Daarmee kunnen reizigers nog beter een keuze maken aan de hand van beschikbare data.

Uitkomsten op hoofdlijnen:

  • In de meeste regio’s zullen de steden naar verwachting groeien. Daar zal het openbaar vervoer een belangrijke rol blijven spelen. De ruimte is in deze stedelijke gebieden te beperkt voor grootschalig individueel gebruik van de auto. Een systeem gebaseerd op collectief vervoer zal in 2040 nodig zijn om de groeiende mobiliteit te kunnen verenigen met een prettig leefklimaat. Voor alle regio’s geldt dat de steden die een regionale centrumfunctie vervullen goed bereikbaar moeten zijn.
  • In de regionale analyses zijn voorstellen opgenomen over de inrichting van het collectief vervoersysteem. In alle regio’s is het voorstel om reizigers te bedienen via snelle en directe lijnen, al dan niet met een lightrail-systeem of netwerk van HOV-bussen als belangrijke basis. Dit draagt bij aan de bereikbaarheid (van bijvoorbeeld arbeidsplaatsen) van steden en regionale centra en verkleint de reistijd naar belangrijke bestemmingen.
  • Nieuwe mobiliteitsdiensten bieden reizigers in (landelijke) gebieden cq op tijdstippen met een geringere vraag naar openbaar vervoer een beter product dan een bus die maar één keer per uur komt en er lang over doet.

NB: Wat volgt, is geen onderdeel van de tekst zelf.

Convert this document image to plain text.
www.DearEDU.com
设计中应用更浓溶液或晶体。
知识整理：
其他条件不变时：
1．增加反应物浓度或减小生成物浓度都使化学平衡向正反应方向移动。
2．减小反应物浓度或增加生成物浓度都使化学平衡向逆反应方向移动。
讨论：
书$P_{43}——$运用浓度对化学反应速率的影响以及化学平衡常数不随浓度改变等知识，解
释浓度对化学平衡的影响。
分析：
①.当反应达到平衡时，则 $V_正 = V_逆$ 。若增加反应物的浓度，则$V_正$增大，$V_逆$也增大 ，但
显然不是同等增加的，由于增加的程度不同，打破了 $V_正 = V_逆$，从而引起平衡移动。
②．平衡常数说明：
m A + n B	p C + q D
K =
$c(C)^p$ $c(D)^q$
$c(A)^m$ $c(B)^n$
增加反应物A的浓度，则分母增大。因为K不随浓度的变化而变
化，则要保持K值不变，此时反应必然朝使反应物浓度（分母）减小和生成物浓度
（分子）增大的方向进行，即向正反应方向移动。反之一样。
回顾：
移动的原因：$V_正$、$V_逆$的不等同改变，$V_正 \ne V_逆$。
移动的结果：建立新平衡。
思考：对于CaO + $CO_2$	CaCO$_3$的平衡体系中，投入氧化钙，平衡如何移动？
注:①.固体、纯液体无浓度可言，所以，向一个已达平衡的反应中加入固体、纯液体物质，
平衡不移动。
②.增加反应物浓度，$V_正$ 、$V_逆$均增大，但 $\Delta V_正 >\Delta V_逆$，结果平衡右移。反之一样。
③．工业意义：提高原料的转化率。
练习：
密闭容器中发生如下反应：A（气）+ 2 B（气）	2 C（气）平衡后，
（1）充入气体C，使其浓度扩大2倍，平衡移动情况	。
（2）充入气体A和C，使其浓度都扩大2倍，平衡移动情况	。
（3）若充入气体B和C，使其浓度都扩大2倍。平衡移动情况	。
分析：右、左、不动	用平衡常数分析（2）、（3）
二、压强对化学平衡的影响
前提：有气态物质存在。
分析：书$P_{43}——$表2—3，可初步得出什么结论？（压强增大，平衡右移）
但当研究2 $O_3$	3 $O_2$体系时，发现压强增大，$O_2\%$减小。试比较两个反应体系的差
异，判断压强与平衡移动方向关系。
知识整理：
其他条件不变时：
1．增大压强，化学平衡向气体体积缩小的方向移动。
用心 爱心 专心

  • In alle regionale uitwerkingen is opgenomen dat de regio’s deze laagfrequente bussen willen vervangen door nieuwe mobiliteitsdiensten.
  • De (elektrische) fiets en het openbaar vervoer worden meer als één samenhangend systeem gezien. Afhankelijk van de regionale structuur en de gemiddeld te overbruggen afstanden (als voor- en natransport) door reizigers ligt de nadruk meer op nieuwe mobiliteitsdiensten of meer op de (elektrische) fiets.